A fronte di tanti dubbi resta per ora una drammatica certezza: la notizia, apparsa su tutti i giornali, che l’ingresso di Ad Arte rappresenti una reale minaccia alla occupazione degli attuali operatori museali attualmente impiegati nella gestione delle biglietterie.
PER NON CONCLUDERE… MA PER APRIRE UN CONFRONTO
Queste ultime riflessioni aprono un ultimo grande tema che è quello delle competenze e dell’impresa culturale. Lo Stato ha bisogno di competenze in grado di indirizzare, pianificare e governare prima che di inseguire e adottare strumentazioni operative che rischiano di essere inutili. Per acquisire tali competenze, bisognerebbe aggiornare ed ibridare le professionalità più tradizionali al fine di renderle capaci di dialogare con altri mondi, soprattutto quello del digitale. Storici dell’arte, architetti e archeologi non bastano, ma serve investire in una nuova tipologia di umanisti. Servono umanisti digitali, esperti di metodologie di partecipazione, di community engagement e di sviluppo locale, altrimenti la transizione digitale resterà limitata alle apparecchiature tecnologiche, non includendo quelle politiche che possono accelerare uno sviluppo diffuso e più equo del Paese, che fortunatamente gode di un’ampia disponibilità di risorse culturali e naturali, grazie alla quale si potrebbero fronteggiare da una parte i danni dell’overtourism e dall’altra i rischi di desertificazione culturale che affliggono molte aree del Paese (non dimentichiamo che l’Italia, nonostante la ricchezza del suo patrimonio culturale, presenta livelli di partecipazione culturale da parte dei cittadini tuttora imbarazzanti).

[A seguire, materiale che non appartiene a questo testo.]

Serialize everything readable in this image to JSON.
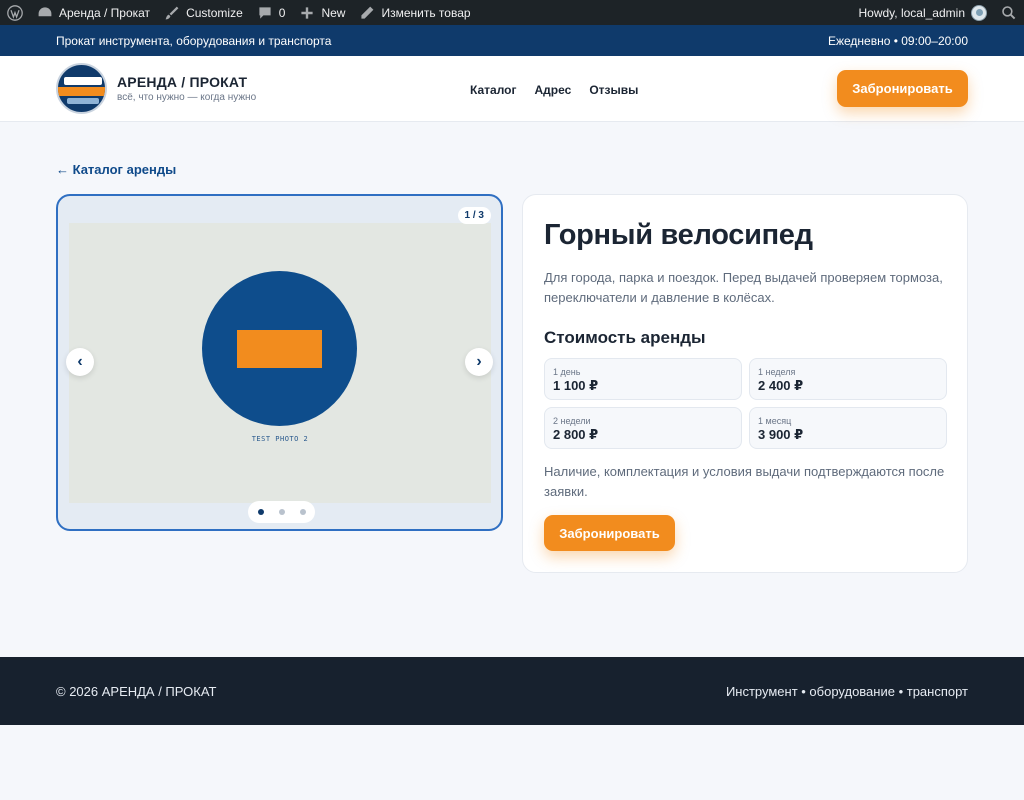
{
  "adminbar": {
    "site_name": "Аренда / Прокат",
    "customize": "Customize",
    "comments_count": "0",
    "new": "New",
    "edit_product": "Изменить товар",
    "howdy": "Howdy, local_admin"
  },
  "topbar": {
    "tagline": "Прокат инструмента, оборудования и транспорта",
    "hours": "Ежедневно • 09:00–20:00"
  },
  "header": {
    "brand_name": "АРЕНДА / ПРОКАТ",
    "brand_tagline": "всё, что нужно — когда нужно",
    "nav": [
      "Каталог",
      "Адрес",
      "Отзывы"
    ],
    "book_button": "Забронировать"
  },
  "back_link": "← Каталог аренды",
  "gallery": {
    "counter": "1 / 3",
    "photo_caption": "TEST PHOTO 2",
    "prev": "‹",
    "next": "›",
    "total_slides": 3,
    "active_slide": 1
  },
  "product": {
    "title": "Горный велосипед",
    "description": "Для города, парка и поездок. Перед выдачей проверяем тормоза, переключатели и давление в колёсах.",
    "price_title": "Стоимость аренды",
    "prices": [
      {
        "period": "1 день",
        "price": "1 100 ₽"
      },
      {
        "period": "1 неделя",
        "price": "2 400 ₽"
      },
      {
        "period": "2 недели",
        "price": "2 800 ₽"
      },
      {
        "period": "1 месяц",
        "price": "3 900 ₽"
      }
    ],
    "note": "Наличие, комплектация и условия выдачи подтверждаются после заявки.",
    "book_button": "Забронировать"
  },
  "footer": {
    "copyright": "© 2026 АРЕНДА / ПРОКАТ",
    "tagline": "Инструмент • оборудование • транспорт"
  },
  "colors": {
    "brand_blue": "#0f3a6b",
    "accent_orange": "#f28c1e",
    "footer_bg": "#17212e"
  }
}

Serve più impresa culturale, in tutte le sue forme, cioè un’impresa in grado di animare, vivificare, efficientare i luoghi della cultura utilizzando le tecnologie come mezzo – e non come fine – allo scopo di migliorare la relazione con i visitatori, con le comunità e con il territorio. E serve più Stato per politiche di sostegno alla partecipazione civica e alla internazionalizzazione, ma anche di difesa delle nostre bellezze (e delle nostre imprese italiane) dai giganti del web, per strategie di promozione di itinerari sostenibili tra reti culturali e museali, magari attraverso l’offerta di card integrate con la mobilità, di regolamentazione dei flussi turistici, di controllo dei secondary ticketing. Non basta l’intelligenza artificiale per spostare agevolmente un visitatore da un grande sito alle mete minori. Ad oggi Ad Arte potrebbe, ma non è detto, rappresentare una novità tecnologica, ma certamente non è stata accompagnata da un confronto politico più ampio, anche con le parti sociali rappresentanti il settore, sui punti che abbiamo sollevato in questo articolo e che sono i grandi temi da cui dipende la gestione sostenibile del nostro patrimonio culturale.
ABSTRACT
The idea of a single state ticket office for Italian State museums – the ambitious project of the Ad Arte digital platform – is not a new one. Already in the Guidelines of Minister Franceschini of 2014 the theme of a single state ticket office was announced. This service was proposed as a ‘defense’ against a progressive invasion of private individuals into State museums and the first major innovation to undermine a regime that has been stagnant for years but, above all, a way to increase the State’s earnings. This article analyzes this idea from different vewpoints: it first provides an overview of its historical evolution and then comments organisational, economic and social sustainability aspects.